Closed jcflack closed 3 months ago

jcflack commented 3 months ago

Recent versions of javac warn that annotation processing might not happen in the future unless --processor, --processor-path, --processor-module-path, or some -proc option is explicitly given. Nothing was going to break, because the POMs where annotation processing needs to happen already set --processor-module-path. But that doesn't silence the warning. Only an explicit -proc:full or -processor org.postgresql.pljava.annotation.processing.DDRProcessor accomplishes that. Because -proc:full is unrecognized before Java 21, but the longwinded -processor spec works in all supported versions, the longwinded form is used here (even though it seems a complete waste of the elegance of the original processor discovery scheme).
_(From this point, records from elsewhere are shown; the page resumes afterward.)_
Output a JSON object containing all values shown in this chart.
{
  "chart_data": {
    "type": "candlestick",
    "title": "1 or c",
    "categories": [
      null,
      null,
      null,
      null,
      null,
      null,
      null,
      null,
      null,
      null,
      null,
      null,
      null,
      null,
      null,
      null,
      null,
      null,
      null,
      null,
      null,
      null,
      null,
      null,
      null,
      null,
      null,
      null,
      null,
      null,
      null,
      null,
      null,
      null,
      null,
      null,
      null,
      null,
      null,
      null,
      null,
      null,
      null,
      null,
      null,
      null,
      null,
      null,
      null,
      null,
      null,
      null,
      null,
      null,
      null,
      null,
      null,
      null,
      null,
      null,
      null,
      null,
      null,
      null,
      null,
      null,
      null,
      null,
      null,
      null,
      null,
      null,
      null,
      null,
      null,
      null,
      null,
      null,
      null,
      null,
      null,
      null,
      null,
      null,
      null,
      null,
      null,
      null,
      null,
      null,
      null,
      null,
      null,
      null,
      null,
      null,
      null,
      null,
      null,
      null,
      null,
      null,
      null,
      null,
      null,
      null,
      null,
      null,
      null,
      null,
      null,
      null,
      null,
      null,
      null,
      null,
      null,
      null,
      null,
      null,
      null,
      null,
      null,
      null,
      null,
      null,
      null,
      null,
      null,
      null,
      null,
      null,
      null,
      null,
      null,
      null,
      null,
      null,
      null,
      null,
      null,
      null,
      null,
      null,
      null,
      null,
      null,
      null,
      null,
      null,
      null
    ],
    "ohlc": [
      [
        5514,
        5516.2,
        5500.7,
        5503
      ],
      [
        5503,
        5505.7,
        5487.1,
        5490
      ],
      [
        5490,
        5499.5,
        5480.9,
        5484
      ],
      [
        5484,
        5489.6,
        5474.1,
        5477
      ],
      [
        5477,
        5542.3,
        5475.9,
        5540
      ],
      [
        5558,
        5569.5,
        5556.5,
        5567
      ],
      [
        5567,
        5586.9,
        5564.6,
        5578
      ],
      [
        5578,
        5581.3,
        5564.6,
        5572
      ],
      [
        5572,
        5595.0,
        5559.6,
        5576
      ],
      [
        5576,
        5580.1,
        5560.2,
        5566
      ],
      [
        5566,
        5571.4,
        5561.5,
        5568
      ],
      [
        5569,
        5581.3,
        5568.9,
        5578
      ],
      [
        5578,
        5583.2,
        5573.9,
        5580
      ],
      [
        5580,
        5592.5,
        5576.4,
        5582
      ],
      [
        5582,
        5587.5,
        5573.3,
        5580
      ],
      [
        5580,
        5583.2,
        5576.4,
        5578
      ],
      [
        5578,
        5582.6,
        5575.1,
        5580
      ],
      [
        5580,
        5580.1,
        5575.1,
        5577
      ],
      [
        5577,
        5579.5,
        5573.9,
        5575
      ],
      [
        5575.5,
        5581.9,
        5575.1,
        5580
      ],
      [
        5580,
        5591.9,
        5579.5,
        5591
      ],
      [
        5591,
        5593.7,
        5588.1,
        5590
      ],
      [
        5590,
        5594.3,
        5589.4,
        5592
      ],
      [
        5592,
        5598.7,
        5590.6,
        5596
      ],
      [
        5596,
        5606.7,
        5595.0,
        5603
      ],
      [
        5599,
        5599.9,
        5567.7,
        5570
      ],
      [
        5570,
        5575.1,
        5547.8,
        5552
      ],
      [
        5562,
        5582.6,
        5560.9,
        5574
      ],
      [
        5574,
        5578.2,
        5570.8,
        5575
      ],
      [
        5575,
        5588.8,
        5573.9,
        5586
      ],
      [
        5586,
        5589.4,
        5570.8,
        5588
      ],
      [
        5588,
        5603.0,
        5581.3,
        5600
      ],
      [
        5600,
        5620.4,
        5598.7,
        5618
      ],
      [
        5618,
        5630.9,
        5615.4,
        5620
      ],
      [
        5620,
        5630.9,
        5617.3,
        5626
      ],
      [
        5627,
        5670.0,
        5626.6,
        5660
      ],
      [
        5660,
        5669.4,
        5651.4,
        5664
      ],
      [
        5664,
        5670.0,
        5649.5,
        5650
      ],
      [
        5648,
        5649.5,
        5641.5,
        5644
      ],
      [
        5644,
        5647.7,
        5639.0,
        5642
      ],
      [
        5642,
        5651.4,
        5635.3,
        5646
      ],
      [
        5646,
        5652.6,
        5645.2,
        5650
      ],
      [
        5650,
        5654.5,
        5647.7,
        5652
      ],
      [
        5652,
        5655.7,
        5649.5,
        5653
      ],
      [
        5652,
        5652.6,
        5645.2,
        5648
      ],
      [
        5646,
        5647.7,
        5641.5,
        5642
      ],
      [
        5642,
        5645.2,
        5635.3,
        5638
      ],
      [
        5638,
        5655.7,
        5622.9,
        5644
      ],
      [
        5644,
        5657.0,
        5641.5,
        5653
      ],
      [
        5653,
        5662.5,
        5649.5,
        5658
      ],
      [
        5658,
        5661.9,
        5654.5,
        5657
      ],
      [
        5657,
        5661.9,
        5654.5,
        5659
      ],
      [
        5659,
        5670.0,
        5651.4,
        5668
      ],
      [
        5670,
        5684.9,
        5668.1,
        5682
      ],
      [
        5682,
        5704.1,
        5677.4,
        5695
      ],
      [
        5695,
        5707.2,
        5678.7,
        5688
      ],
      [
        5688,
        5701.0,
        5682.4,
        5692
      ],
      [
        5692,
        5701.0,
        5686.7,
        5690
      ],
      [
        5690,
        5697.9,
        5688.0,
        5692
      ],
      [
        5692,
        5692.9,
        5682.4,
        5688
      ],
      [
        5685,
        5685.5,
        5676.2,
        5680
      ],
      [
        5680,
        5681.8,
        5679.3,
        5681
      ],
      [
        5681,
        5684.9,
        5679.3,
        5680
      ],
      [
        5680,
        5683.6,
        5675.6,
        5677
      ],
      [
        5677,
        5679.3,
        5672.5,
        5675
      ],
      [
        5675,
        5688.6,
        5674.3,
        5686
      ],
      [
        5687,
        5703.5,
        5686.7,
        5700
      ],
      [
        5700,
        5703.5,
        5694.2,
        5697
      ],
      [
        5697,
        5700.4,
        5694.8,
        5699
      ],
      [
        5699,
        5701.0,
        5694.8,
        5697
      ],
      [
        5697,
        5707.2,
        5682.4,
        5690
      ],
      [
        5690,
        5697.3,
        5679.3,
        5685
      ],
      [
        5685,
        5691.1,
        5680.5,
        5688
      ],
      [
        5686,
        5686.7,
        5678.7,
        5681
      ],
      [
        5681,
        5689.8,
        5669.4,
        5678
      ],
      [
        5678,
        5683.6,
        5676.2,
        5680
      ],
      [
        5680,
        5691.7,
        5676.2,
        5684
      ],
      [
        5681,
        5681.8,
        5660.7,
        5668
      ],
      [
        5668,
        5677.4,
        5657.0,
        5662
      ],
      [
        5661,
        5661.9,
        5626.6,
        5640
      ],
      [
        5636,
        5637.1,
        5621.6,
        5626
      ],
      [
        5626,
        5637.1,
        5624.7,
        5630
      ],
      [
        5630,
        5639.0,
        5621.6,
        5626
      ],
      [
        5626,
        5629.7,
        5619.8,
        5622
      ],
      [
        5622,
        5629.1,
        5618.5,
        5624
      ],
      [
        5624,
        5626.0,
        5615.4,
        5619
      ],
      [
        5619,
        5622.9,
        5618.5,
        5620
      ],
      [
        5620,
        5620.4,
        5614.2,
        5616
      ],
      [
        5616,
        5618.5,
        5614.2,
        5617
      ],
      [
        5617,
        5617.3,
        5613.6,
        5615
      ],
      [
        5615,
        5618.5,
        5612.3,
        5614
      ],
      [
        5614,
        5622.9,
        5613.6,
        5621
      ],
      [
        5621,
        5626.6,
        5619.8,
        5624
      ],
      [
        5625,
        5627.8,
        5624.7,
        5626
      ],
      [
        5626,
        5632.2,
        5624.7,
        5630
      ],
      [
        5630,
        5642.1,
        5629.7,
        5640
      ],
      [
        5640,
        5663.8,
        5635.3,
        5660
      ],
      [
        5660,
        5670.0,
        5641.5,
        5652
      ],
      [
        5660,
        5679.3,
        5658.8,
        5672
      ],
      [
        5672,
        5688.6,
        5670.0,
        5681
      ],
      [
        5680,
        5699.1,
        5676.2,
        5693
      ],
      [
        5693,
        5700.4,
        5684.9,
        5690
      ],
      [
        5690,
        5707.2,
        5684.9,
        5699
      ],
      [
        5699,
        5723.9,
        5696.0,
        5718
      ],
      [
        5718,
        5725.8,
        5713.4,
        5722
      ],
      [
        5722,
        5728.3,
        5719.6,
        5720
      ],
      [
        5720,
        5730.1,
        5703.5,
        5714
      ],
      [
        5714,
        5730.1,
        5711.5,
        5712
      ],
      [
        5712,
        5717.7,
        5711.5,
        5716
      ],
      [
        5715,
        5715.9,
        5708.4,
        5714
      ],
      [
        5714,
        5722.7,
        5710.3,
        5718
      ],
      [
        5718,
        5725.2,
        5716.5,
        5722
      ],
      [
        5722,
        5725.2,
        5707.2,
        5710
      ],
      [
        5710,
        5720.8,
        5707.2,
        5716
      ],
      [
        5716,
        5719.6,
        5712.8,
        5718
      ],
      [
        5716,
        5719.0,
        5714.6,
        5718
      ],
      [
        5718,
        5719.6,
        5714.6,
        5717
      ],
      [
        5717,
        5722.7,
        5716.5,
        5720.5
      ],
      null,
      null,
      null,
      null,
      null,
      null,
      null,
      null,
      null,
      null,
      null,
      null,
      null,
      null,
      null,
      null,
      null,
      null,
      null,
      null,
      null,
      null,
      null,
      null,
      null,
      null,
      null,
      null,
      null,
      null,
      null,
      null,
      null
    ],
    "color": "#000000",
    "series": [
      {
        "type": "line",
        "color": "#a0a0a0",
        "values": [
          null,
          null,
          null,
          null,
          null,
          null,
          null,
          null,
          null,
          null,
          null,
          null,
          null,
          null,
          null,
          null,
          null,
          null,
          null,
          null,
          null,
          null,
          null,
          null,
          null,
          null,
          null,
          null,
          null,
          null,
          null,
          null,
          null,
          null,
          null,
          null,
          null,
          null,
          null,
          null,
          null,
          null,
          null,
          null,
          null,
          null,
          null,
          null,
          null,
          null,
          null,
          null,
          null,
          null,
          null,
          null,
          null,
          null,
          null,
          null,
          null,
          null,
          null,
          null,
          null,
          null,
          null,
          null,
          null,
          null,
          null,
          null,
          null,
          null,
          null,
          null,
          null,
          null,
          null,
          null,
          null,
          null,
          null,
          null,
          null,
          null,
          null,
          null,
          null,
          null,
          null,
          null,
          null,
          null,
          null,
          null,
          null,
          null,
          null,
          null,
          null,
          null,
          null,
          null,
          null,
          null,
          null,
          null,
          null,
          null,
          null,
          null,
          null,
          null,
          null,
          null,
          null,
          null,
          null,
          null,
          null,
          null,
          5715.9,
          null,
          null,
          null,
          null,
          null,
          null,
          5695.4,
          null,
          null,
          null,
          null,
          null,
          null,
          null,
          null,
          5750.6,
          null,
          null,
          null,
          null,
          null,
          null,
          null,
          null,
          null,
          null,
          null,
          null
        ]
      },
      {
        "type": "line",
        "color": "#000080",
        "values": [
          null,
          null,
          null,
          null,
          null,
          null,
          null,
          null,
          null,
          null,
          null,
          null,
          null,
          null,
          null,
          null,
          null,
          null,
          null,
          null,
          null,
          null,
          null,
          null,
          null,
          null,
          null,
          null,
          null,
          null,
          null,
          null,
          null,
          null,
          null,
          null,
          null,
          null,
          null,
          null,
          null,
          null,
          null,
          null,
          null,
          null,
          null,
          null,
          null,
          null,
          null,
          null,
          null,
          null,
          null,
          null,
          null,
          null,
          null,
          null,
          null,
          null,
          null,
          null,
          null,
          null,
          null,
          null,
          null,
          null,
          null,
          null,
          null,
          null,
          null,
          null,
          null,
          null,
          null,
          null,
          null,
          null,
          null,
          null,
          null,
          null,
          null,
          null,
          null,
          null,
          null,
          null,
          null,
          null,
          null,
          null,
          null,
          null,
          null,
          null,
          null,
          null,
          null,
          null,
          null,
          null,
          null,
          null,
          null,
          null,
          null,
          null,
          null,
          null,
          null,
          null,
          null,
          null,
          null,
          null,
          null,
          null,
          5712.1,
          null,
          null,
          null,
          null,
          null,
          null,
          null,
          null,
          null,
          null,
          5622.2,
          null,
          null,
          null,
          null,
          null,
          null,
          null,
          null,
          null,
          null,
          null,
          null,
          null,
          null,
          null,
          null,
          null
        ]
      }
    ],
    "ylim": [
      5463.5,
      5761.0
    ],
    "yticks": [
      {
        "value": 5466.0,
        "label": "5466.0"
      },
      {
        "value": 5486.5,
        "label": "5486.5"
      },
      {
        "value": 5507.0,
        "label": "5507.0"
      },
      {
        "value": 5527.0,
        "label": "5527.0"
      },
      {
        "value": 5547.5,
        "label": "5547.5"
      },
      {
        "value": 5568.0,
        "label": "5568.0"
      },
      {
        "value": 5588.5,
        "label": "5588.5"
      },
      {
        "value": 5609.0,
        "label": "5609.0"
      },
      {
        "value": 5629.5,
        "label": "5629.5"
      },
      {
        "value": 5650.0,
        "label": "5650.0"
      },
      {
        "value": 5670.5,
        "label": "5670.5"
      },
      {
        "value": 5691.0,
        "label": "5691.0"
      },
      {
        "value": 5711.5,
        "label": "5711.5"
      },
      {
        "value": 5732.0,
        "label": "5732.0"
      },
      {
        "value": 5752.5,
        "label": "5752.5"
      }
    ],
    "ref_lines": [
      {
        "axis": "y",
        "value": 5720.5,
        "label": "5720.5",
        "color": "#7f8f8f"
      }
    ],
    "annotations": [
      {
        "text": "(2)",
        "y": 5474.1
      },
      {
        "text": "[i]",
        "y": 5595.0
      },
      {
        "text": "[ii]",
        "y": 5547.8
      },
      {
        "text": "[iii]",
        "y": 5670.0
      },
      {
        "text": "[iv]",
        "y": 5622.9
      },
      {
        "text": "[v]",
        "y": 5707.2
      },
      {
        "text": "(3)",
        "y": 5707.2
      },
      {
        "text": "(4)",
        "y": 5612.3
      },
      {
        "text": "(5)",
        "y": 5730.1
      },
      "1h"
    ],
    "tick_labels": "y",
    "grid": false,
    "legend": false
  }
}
Warnings were also appearing in a couple of compilations where no annotation processing was needed or expected. When compiling the PGXS plugin, the warning appeared because an unexpected and unneeded processor org.eclipse.sisu.space.SisuIndexAPT6 was being found in one of the 70 classpath elements glommed together to build a Maven plugin. When building the pljava-packaging classes, the POM names the other PL/Java modules as dependencies (because they must exist before they can be packaged), with the side effect of adding them to the classpath, so PL/Java's processor is found, though not needed for the packaging code. In both of those modules, add -proc:none (which is recognized in all supported versions; only -proc:full was newer).

The longwinded approach of naming an exact processor class might be hygienically preferable to the broad -proc:full, as less prone to surprises when another processor like SisuIndexAPT6 happens to exist on the classpath. (Assuming the other processor is nonmalicious, and is looking for annotations the code being compiled doesn't use, the processor wouldn't be expected to do anything, yielding surprise of the mildest possible kind. Still, anyone very averse to surprise might prefer to name the expected processor explicitly.)